Recently more and more migrants have been trying to cross the treacherous narrow sea on rubber dinghies.
But on the poorly lit highway, the nightmare continues for truck drivers and migrants alike.
- One 'lucky' migrant -
As the witching hour approaches, migrants gather tree branches, bits of metal and whatever they can find — a dogged, desperate task — before lying in wait.
Police radios spit out calls for assistance: "Barrier erected, junction 47".
Just before 4:00 am, an unmarked police van spots a group of migrants building their umpteenth barricade, and officers set off a volley of teargas.
The migrants strike back, and various projectiles rain down on the officers.

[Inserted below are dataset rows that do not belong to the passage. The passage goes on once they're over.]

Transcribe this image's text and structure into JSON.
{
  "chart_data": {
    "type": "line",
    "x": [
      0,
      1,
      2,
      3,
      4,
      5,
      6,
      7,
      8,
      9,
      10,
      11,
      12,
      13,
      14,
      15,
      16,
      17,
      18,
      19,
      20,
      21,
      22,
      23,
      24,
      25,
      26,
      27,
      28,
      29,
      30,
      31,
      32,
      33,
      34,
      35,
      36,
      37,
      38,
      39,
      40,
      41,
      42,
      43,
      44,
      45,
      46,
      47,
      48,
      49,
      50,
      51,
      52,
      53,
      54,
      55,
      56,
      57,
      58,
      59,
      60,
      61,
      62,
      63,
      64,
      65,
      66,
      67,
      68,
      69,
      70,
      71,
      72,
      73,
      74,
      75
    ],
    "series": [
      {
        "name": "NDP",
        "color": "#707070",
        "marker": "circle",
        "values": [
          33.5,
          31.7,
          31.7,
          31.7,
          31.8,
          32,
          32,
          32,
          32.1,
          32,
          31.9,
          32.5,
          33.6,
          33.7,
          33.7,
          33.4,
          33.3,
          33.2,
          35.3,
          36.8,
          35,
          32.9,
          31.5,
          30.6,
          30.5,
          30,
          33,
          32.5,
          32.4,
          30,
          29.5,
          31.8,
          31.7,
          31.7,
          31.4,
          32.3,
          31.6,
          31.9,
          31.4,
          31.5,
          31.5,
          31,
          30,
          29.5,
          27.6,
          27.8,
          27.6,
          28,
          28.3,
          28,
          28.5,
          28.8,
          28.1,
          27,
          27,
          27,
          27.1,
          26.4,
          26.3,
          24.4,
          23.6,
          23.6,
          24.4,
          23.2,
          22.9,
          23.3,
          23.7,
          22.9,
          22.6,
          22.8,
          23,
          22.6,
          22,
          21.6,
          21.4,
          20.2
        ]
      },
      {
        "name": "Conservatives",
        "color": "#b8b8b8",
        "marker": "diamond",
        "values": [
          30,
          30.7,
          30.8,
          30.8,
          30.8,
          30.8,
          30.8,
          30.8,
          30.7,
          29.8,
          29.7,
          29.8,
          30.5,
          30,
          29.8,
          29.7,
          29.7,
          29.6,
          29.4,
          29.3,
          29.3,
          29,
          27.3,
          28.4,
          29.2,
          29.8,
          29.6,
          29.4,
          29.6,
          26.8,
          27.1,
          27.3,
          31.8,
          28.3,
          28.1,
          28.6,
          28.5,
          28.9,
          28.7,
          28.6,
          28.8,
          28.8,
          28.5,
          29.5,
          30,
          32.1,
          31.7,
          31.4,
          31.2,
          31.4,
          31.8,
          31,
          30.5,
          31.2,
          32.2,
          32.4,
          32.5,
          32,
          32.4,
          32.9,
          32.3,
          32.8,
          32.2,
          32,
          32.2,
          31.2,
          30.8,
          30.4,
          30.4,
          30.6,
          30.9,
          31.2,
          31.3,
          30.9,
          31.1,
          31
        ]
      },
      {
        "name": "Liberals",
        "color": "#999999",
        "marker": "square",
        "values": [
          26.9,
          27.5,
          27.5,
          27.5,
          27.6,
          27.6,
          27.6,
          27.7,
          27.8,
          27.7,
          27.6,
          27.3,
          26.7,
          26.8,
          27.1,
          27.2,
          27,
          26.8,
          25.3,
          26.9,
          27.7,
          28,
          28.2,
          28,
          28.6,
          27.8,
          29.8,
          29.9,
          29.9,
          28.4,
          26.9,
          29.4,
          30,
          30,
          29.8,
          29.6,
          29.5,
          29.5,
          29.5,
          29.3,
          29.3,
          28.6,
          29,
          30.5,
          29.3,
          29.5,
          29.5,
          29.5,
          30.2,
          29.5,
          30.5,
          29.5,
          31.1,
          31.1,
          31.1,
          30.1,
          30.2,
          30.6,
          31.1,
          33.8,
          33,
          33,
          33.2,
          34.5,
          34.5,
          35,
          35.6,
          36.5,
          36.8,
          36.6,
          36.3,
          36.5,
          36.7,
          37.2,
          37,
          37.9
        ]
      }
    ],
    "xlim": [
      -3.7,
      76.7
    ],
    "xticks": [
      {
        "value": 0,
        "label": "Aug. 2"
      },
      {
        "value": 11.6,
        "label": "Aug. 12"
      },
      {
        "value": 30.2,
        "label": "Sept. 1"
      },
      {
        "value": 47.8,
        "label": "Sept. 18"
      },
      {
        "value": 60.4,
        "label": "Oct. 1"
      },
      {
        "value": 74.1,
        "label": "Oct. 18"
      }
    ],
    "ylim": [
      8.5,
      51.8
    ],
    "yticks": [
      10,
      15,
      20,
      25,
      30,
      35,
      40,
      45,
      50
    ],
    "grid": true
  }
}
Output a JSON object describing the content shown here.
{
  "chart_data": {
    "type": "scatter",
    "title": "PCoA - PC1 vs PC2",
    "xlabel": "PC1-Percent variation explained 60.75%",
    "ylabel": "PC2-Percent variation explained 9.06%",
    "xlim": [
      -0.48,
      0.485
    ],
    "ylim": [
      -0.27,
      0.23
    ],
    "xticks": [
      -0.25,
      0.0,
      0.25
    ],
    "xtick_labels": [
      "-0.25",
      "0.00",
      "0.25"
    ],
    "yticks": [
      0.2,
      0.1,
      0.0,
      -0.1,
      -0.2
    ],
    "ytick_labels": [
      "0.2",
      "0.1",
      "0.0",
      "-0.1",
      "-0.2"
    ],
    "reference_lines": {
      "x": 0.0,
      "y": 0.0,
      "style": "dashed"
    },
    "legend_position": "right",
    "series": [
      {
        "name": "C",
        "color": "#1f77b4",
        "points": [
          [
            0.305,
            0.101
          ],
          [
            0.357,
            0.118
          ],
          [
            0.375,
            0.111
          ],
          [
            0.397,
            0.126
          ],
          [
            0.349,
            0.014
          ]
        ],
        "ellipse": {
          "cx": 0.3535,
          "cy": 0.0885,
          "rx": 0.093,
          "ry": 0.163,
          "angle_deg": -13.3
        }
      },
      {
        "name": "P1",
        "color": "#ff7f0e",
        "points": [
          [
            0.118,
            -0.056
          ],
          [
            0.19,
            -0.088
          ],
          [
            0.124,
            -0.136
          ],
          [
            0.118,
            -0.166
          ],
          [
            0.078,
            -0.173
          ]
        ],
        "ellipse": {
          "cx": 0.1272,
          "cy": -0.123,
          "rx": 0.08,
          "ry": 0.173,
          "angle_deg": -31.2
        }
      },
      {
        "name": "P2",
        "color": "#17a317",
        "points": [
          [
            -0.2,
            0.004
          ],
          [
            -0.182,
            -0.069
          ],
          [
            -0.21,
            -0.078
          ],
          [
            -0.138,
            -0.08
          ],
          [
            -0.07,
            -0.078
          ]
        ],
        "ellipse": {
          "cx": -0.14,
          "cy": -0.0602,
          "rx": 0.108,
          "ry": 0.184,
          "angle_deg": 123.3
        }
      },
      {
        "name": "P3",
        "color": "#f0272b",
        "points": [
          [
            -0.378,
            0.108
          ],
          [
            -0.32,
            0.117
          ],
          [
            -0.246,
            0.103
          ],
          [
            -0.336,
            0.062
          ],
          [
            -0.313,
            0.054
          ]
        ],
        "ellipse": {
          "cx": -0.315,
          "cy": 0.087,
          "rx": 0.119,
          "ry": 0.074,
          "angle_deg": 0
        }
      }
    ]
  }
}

As daybreak looms, the migrants grow more desperate and rebuild a barricade three times in the same spot, but truck drivers manage to force their way through.
A little later, a truck gets stuck and within a few seconds is surrounded by a group including women and teenagers.
Dozens try to clamber onto the vehicle and find a hand-hold, but most fall straight back onto the road.
Only one person appears to have succeeded, sneaking into a space behind the driver's cabin.
However the migrant could still be thwarted further on, detected by heat scans the truck undergoes before it boards the ferry.
At dawn, recounts Debove, migrants emerge from behind embankments, bushes and ditches with their hands in the air telling police: "We go back 'Jungle'".